La lluvia seguía cayendo, los truenos aún aparecían de vez en cuando, como recordatorios. Cada uno le tensaba el cuerpo, pero ya no se derrumbaba. Se llevaba la mano libre al pecho, notando el latido, como comprobando que seguía allí.
-Era pequeña -dijo de pronto-. Y nadie venía.
No añadió nada más. No hizo falta. Dejé que ese silencio tuviera espacio, que no se llenara con explicaciones ni con prisa. A veces lo más terapéutico es no tapar el vacío.
-Me da rabia -confesó-. Qué rabia que algo así todavía pueda conmigo. Nunca he podido hablar de ello Jorge, nadie lo sabe, nadie. Todos estos años pensando que me olvidaría y mi mente borraría aquello, hasta que llega la lluvia, los truenos…
Apretó mi mano un segundo más y luego la soltó, no como un rechazo, sino como quien ya puede sostenerse un poco sola. Se incorporó con cuidado y volvió a sentarse en la butaca, sin que yo se lo pidiera. Ese movimiento fue suyo, y lo respeté.
-Creo que es la hora Jorge. No quiero hacer esperar a nadie -dijo.
– Quieres dejarlo aquí? Si lo deseas está bien, si quieres seguir podemos hacerlo.
– Gracias, hoy ha sido muy… intenso. Podemos comenzar la siguiente desde aquí?
– Claro, es tu proceso. Tú mandas.
Antes de irse, se detuvo en la puerta.
-Gracias por no sacarme de ahí -me dijo-. Por no decirme que me calmara.
Nos abrazamos al despedirnos.
Al cerrar la puerta pensé que en aquella sesión no habíamos “tratado” un miedo. Habíamos hecho algo más básico, permitir que existiera.
Dejarlo surgir, hacerlo visible y sobretodo reconocerlo sin desmentirlo.

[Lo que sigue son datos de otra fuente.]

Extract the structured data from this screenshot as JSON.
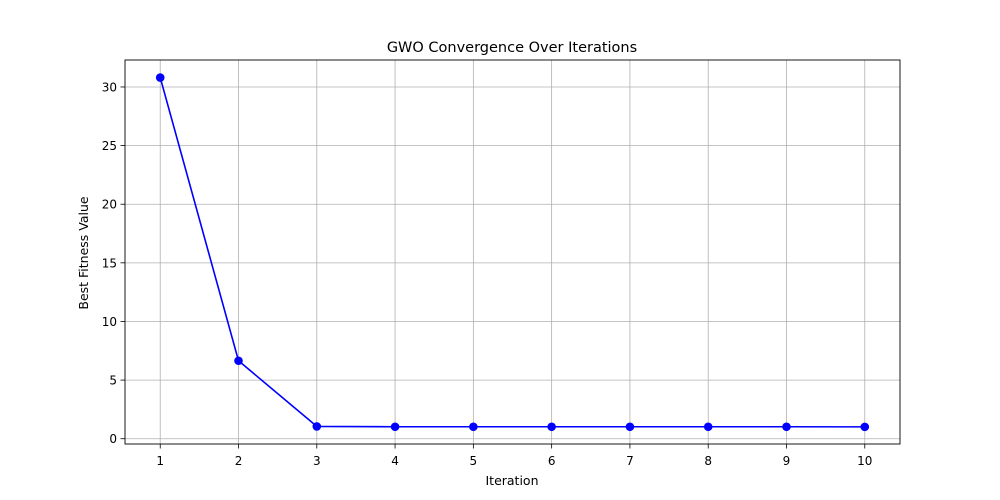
{
  "chart_data": {
    "type": "line",
    "title": "GWO Convergence Over Iterations",
    "xlabel": "Iteration",
    "ylabel": "Best Fitness Value",
    "x": [
      1,
      2,
      3,
      4,
      5,
      6,
      7,
      8,
      9,
      10
    ],
    "series": [
      {
        "values": [
          30.8,
          6.65,
          1.05,
          1.02,
          1.02,
          1.02,
          1.02,
          1.02,
          1.02,
          1.01
        ],
        "color": "#0000ff",
        "marker": "circle"
      }
    ],
    "xlim": [
      0.55,
      10.45
    ],
    "ylim": [
      -0.45,
      32.3
    ],
    "xticks": [
      1,
      2,
      3,
      4,
      5,
      6,
      7,
      8,
      9,
      10
    ],
    "yticks": [
      0,
      5,
      10,
      15,
      20,
      25,
      30
    ],
    "grid": true,
    "grid_color": "#b0b0b0"
  }
}
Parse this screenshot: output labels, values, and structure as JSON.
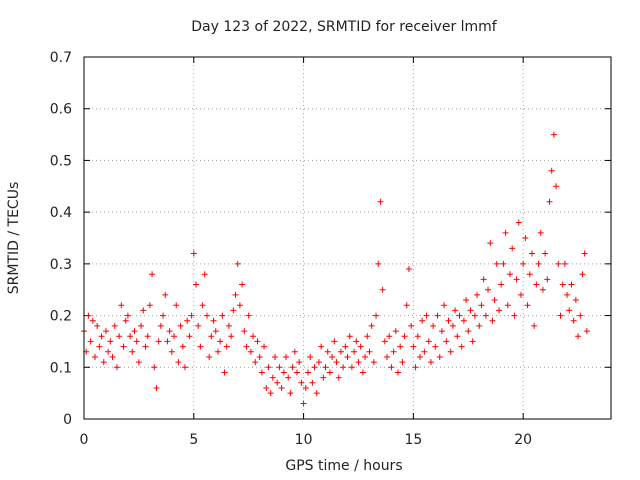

Qué fácil habría sido hacer otra cosa, pedirle que se levantara, que respirara hondo, que “volviera al presente”. Cuántas veces, con buena intención, se empuja a alguien fuera de su miedo sin preguntarle si tiene a dónde ir.

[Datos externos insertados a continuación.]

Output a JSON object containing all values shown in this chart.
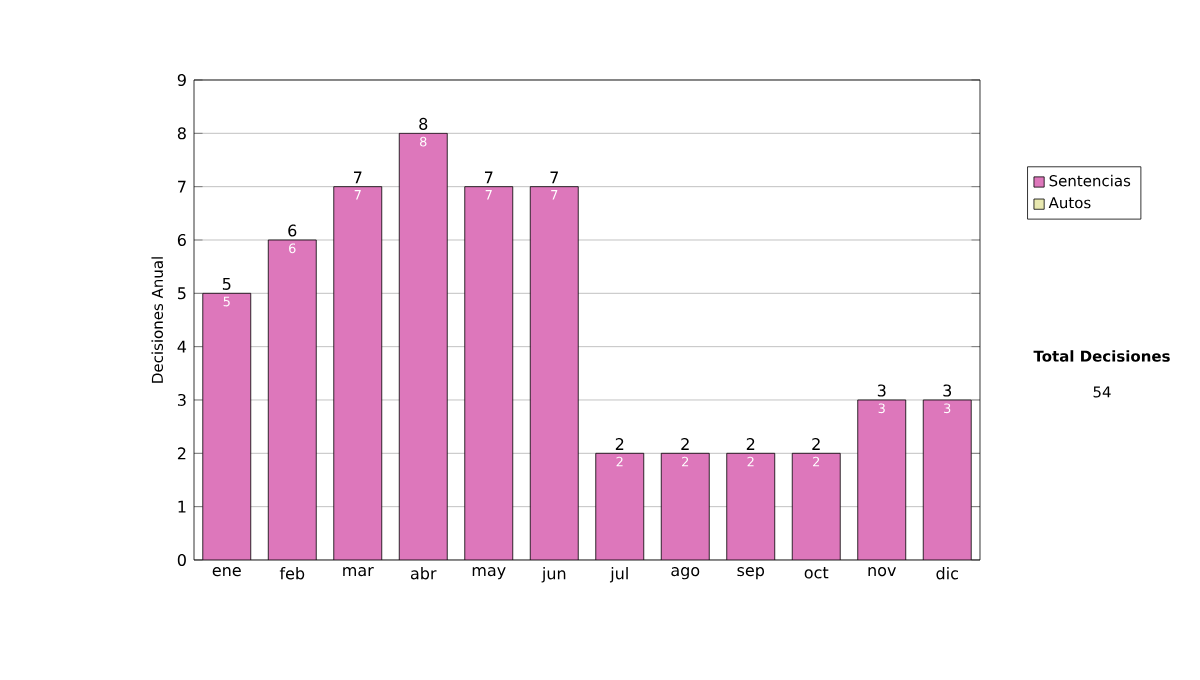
{
  "chart_data": {
    "type": "bar",
    "ylabel": "Decisiones Anual",
    "categories": [
      "ene",
      "feb",
      "mar",
      "abr",
      "may",
      "jun",
      "jul",
      "ago",
      "sep",
      "oct",
      "nov",
      "dic"
    ],
    "series": [
      {
        "name": "Sentencias",
        "color": "#dd77bb",
        "values": [
          5,
          6,
          7,
          8,
          7,
          7,
          2,
          2,
          2,
          2,
          3,
          3
        ],
        "value_labels": [
          "5",
          "6",
          "7",
          "8",
          "7",
          "7",
          "2",
          "2",
          "2",
          "2",
          "3",
          "3"
        ]
      },
      {
        "name": "Autos",
        "color": "#e8e8b0",
        "values": [
          0,
          0,
          0,
          0,
          0,
          0,
          0,
          0,
          0,
          0,
          0,
          0
        ]
      }
    ],
    "stacked": true,
    "totals": [
      "5",
      "6",
      "7",
      "8",
      "7",
      "7",
      "2",
      "2",
      "2",
      "2",
      "3",
      "3"
    ],
    "ylim": [
      0,
      9
    ],
    "yticks": [
      0,
      1,
      2,
      3,
      4,
      5,
      6,
      7,
      8,
      9
    ],
    "grid": "y",
    "legend": "right",
    "annotations": [
      "Total Decisiones",
      "54"
    ]
  }
}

Acompañarla ese día no fue una técnica brillante ni una intervención compleja. Fue sostener mi propia incomodidad. Confiar en que no hacer nada, no corregir, no apresurar, no explicar y aceptar que eso también es una forma de hacer. Una de las más difíciles.
Recordar ahora mientras llueve aquella sesión me recuerda que el trauma no es el recuerdo, sino la soledad en la que ocurrió. A veces, lo que sana no es entender lo que pasó, sino vivir algo distinto en el mismo lugar emocional donde antes no hubo nadie.
Como terapeuta, uno aprende a escuchar palabras, pero días como ese me recuerdan que también hay que escuchar el cuerpo, el silencio, la elección de sentarse en el suelo o de ofrecer una mano. Ahí también hay un lenguaje, y suele ser el más honesto. De eso sabe mucho mi buen amigo Marco Areddu, pensé en cómo lo habría gestionado él.
No sé qué hará la lluvia la próxima vez que venga a sesión. Sé que el miedo seguirá apareciendo, pero ahora existe una experiencia nueva a la que podrá volver: la de no ser cuestionada, la de no tener que demostrar que su miedo es legítimo.
Y para mí quedó otra certeza, sencilla y evidente: los psicólogos no siempre somos quienes quitan el dolor. A veces somos quienes se quedan. Y quedarse, cuando alguien tiembla, es mucho.